After that input the specific values for number of frames for acquisition and number of trials. Then, click the take data optics plus BNC button to start the recording. While the voltage imaging is taking place monitor the oscilloscope to ensure stable whole-cell configuration throughout the recording.
To calculate the fractional fluorescence change click file and then read data file to open a data file that was recorded in the previous step. The cell image in its resting light intensity should be seen on the right side. Next, click on show BNC's to show the current end voltage values.
Change the page mode from RLI frame to frame subtraction in order to utilize the frame subtraction function to identify the pixels with responsive optical signals. Next, select two time points for subtraction and identify the cell area that shows signals in response to the membrane potential change. Next, designate the pixels that need to be analyzed by dragging or clicking each pixel.
The graphical representation of the average fluorescence intensity from the selected pixels should appear on the left side of the software window. Divide the subtracted pixels with resting light intensity by clicking divide by RLI's button to acquire the fractional fluorescence change values. To export the data, remove the current end voltage graphs by unclicking show BNC's menu.
Go to output, save traces as displayed ASCII to export the fluorescence trace in an ASCII file format for the curve fitting analysis. In this procedure, draw the fluorescence change versus voltage graph by plotting the fractional fluorescence changes in response to voltage in a data analysis program. After that fit the curve to a Boltzmann function in order to determine the voltage range of the optical signal by clicking analysis, fitting, sigmoidal fit then open dialog.
Replot the normalized fractional fluorescence changes in response to voltage by using the data analysis program. To calculate the speed of the optical response, open the ASCII file and plot the fractional fluorescence change trace versus time. Then click on data selector in the data analysis software and select one time point corresponding to the beginning of a stepped voltage pulse and a second time point where the optical signal has reached the steady state.

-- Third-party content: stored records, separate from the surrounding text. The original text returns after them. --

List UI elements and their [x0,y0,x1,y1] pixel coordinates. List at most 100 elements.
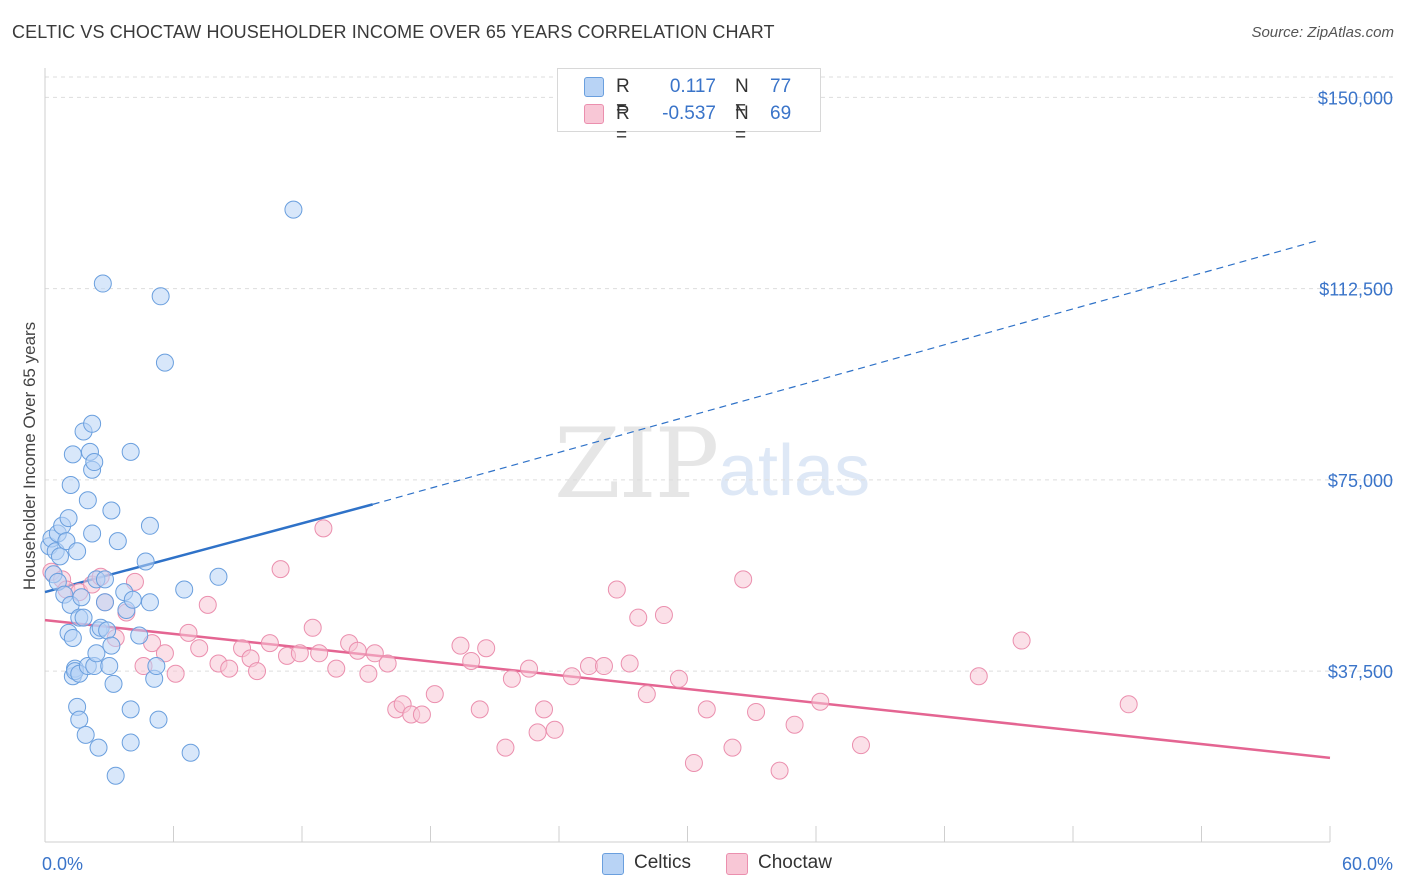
celtics-point [102,636,121,655]
legend-n-label: N = [735,103,749,146]
celtics-point [95,570,114,589]
celtics-legend-label: Celtics [634,852,692,873]
choctaw-point [637,685,656,704]
celtics-point [63,445,82,464]
celtics-point [95,593,114,612]
celtics-point [87,644,106,663]
choctaw-point [969,667,988,686]
axes [44,68,1331,843]
choctaw-point [1012,631,1031,650]
celtics-point [59,509,78,528]
choctaw-point [314,519,333,538]
choctaw-point [629,608,648,627]
chart-title: CELTIC VS CHOCTAW HOUSEHOLDER INCOME OVE… [12,22,775,42]
legend-n-value: 69 [770,103,792,124]
celtics-point [136,552,155,571]
y-tick-label: $150,000 [1318,88,1393,108]
y-tick-label: $37,500 [1328,662,1393,682]
choctaw-point [451,636,470,655]
choctaw-point [477,639,496,658]
legend-n-label: N = [735,76,749,119]
choctaw-point [190,639,209,658]
y-tick-label: $75,000 [1328,471,1393,491]
choctaw-point [290,644,309,663]
choctaw-point [470,700,489,719]
legend-r-label: R = [616,76,630,119]
y-axis-label: Householder Income Over 65 years [20,322,39,590]
choctaw-point [365,644,384,663]
celtics-point [85,453,104,472]
grid-lines [45,76,1395,672]
x-tick-label: 0.0% [42,854,83,874]
legend-r-value: 0.117 [669,76,716,97]
celtics-point [209,567,228,586]
choctaw-point [220,659,239,678]
celtics-point [93,274,112,293]
choctaw-point [811,692,830,711]
choctaw-point [462,651,481,670]
choctaw-point [520,659,539,678]
celtics-point [63,629,82,647]
choctaw-point [785,715,804,734]
celtics-point [83,524,102,543]
choctaw-legend-swatch [726,853,748,875]
celtics-point [70,710,89,729]
celtics-point [104,674,123,693]
choctaw-point [155,644,174,663]
legend-r-label: R = [616,103,630,146]
choctaw-point [378,654,397,673]
watermark-atlas: atlas [718,431,871,511]
celtics-point [181,743,200,762]
choctaw-point [747,702,766,721]
choctaw-point [654,606,673,625]
celtics-swatch [584,77,604,97]
celtics-point [130,626,149,645]
choctaw-point [271,560,290,579]
choctaw-point [248,662,267,681]
choctaw-point [327,659,346,678]
correlation-legend: R = 0.117 N = 77 R = -0.537 N = 69 [557,68,821,146]
choctaw-point [545,720,564,739]
celtics-point [89,738,108,757]
choctaw-swatch [584,104,604,124]
celtics-point [121,700,140,719]
choctaw-point [594,657,613,676]
choctaw-point [166,664,185,683]
choctaw-point [412,705,431,724]
choctaw-point [562,667,581,686]
celtics-point [83,414,102,433]
celtics-point [147,657,166,676]
chart-source: Source: ZipAtlas.com [1251,24,1394,41]
choctaw-legend-label: Choctaw [758,852,832,873]
choctaw-point [179,623,198,642]
choctaw-point [1119,695,1138,714]
choctaw-point [734,570,753,589]
choctaw-point [684,753,703,772]
choctaw-point [697,700,716,719]
choctaw-point [528,723,547,742]
choctaw-point [502,669,521,688]
choctaw-point [620,654,639,673]
celtics-legend-swatch [602,853,624,875]
celtics-point [284,200,303,219]
choctaw-point [851,736,870,755]
choctaw-point [579,657,598,676]
celtics-point [100,657,119,676]
celtics-point [102,501,121,520]
watermark-zip: ZIP [554,408,719,520]
celtics-point [108,532,127,551]
choctaw-point [607,580,626,599]
choctaw-point [496,738,515,757]
choctaw-point [669,669,688,688]
legend-r-value: -0.537 [662,103,716,124]
tick-labels: $37,500 $75,000 $112,500 $150,000 0.0% 60.0% H… [20,88,1393,874]
choctaw-point [198,595,217,614]
choctaw-point [359,664,378,683]
celtics-point [74,608,93,627]
celtics-point [151,287,170,306]
celtics-point [61,476,80,494]
choctaw-point [770,761,789,780]
celtics-point [121,733,140,752]
data-points [40,200,1138,785]
celtics-point [50,547,69,566]
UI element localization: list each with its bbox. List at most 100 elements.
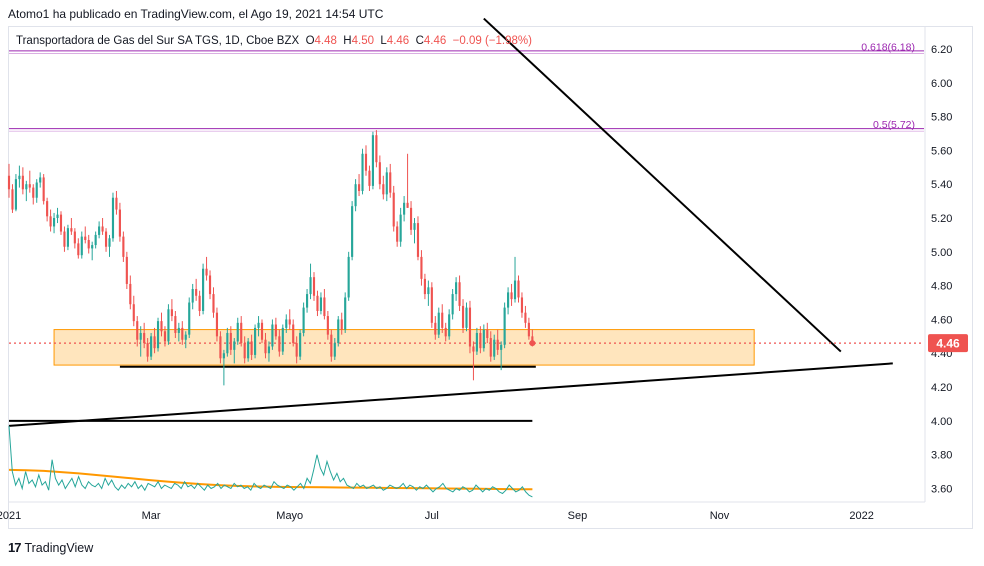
candle-body [35,182,38,198]
candle-body [302,307,305,333]
candle-body [264,339,267,354]
candle-body [472,346,475,352]
candle-body [361,153,364,191]
candle-body [257,322,260,328]
candle-body [406,202,409,208]
candle-body [389,172,392,193]
candle-body [32,187,35,198]
candle-body [371,135,374,186]
candle-body [482,329,485,349]
candle-body [309,277,312,295]
time-tick-label: Mayo [276,510,303,522]
time-tick-label: 2021 [0,510,21,522]
candle-body [278,336,281,352]
symbol-name: Transportadora de Gas del Sur SA TGS, 1D… [16,35,300,47]
candle-body [316,295,319,311]
candle-body [292,324,295,344]
candle-body [84,236,87,240]
price-tick-label: 4.20 [931,382,952,394]
candle-body [364,153,368,171]
candle-body [139,332,142,340]
candle-body [295,343,298,357]
candle-body [486,329,489,339]
candle-body [94,234,97,246]
candle-body [271,324,274,347]
candle-body [56,214,59,219]
support-zone-rect [53,329,755,366]
candle-body [281,327,284,352]
candle-body [11,189,14,210]
candle-body [330,334,333,357]
candle-body [104,231,108,247]
candle-body [378,162,381,185]
candle-body [136,321,139,340]
price-tick-label: 3.60 [931,483,952,495]
candle-body [444,327,447,337]
change-value: −0.09 (−1.98%) [452,35,532,47]
candle-body [385,172,388,195]
price-tick-label: 5.60 [931,145,952,157]
published-by-line: Atomo1 ha publicado en TradingView.com, … [8,7,384,21]
candle-body [122,236,125,257]
candle-body [347,256,350,298]
price-tick-label: 4.00 [931,416,952,428]
candle-body [500,344,503,350]
candle-body [527,322,530,337]
candle-body [524,312,527,323]
candle-body [493,339,496,357]
price-tick-label: 5.80 [931,112,952,124]
candle-body [229,332,232,350]
candle-body [465,307,468,328]
candle-body [115,197,118,210]
candle-body [427,287,430,295]
candle-body [174,316,177,333]
candle-body [66,228,69,247]
candle-body [98,226,101,235]
candle-body [479,332,482,349]
candle-body [118,209,121,237]
candle-body [101,226,104,232]
candle-body [299,332,302,357]
candle-body [357,184,361,191]
candle-body [260,322,264,340]
candle-body [170,309,173,317]
candle-body [87,239,90,249]
candle-body [52,218,56,227]
candle-body [319,297,323,311]
candle-body [517,280,520,298]
candle-body [247,341,250,359]
candle-body [437,312,440,335]
candle-body [160,321,163,332]
axes-layer: 6.206.005.805.605.405.205.004.804.604.40… [0,27,968,522]
symbol-legend: Transportadora de Gas del Sur SA TGS, 1D… [16,35,532,47]
candle-body [156,321,160,349]
candle-body [267,346,271,354]
candle-body [496,339,499,350]
chart-frame [8,26,973,529]
candle-body [191,289,194,303]
candle-body [177,327,180,333]
candle-body [212,294,215,313]
candle-body [143,332,146,344]
drawing-lines-layer: 0.618(6.18) 0.5(5.72) [8,17,924,427]
candle-body [226,332,229,354]
candle-body [288,319,291,325]
candle-body [312,277,316,296]
candle-body [77,243,80,256]
price-tick-label: 6.20 [931,44,952,56]
candle-body [91,245,94,249]
time-tick-label: Mar [142,510,161,522]
candle-body [333,343,336,357]
candle-body [420,256,423,279]
candle-body [323,297,326,317]
candle-body [80,236,83,256]
price-tick-label: 6.00 [931,78,952,90]
candle-body [188,302,191,335]
candle-body [111,197,115,239]
tradingview-brand[interactable]: 17 TradingView [8,540,93,555]
time-tick-label: Sep [568,510,588,522]
low-value: 4.46 [386,35,410,47]
candle-body [153,336,156,349]
fib-level-label: 0.5(5.72) [873,119,915,131]
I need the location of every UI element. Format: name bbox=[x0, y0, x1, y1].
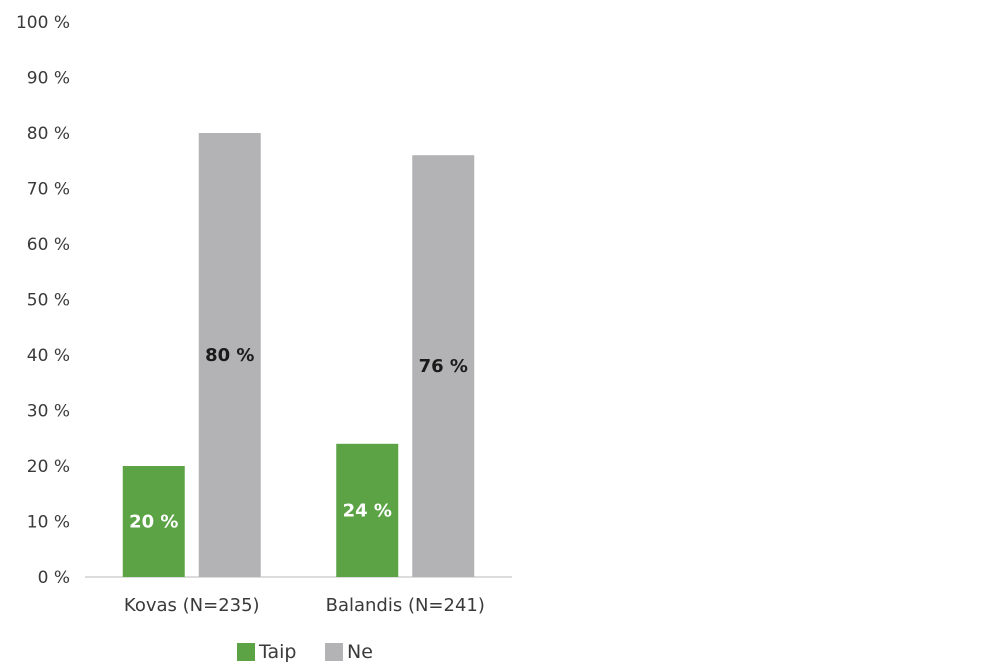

Fit this range to both a single and double exponential decay function by clicking analysis, fitting, exponential fit then open dialog and report the better fit. This figure shows the fluorescence change of an HEK cell expressing a single FP based GEVI Bongwoori. This is a typical fluorescence change in response to the stepped voltage pulses.
Here an HEK293 cell was imaged with a high-speed CCD camera. This image shows the resting light intensity of a cell expressing Bongwoori. And this is a frame subtraction image indicating the pixels where fluorescence change was observed.
Shown here is the optical recording of the induced action potentials from the mouse hippocampal primary neurons expressing Bongwoori. The action potentials were evoked under the whole-cell currents clamp mode. The fractional fluorescence change trace was selected from the pixels correlated to the soma.
In this figure, the fluorescence change of an HEK cell expressing FRET-based GEVI shows the responses to the stepped voltage pulses in two wavelengths. Recorded at one kilohertz with a high-speed CCD camera. While attempting this procedure it's important to remember to test variable fluorescence levels since overexpression of fluorescence can affect the health of the cell.
Following this procedure other methods like slicer codings can be performed in order to answer additional questions involving neuron activity of various circuits. After watching this video, you should have a good understanding of how to image membrane potential using different types of probe.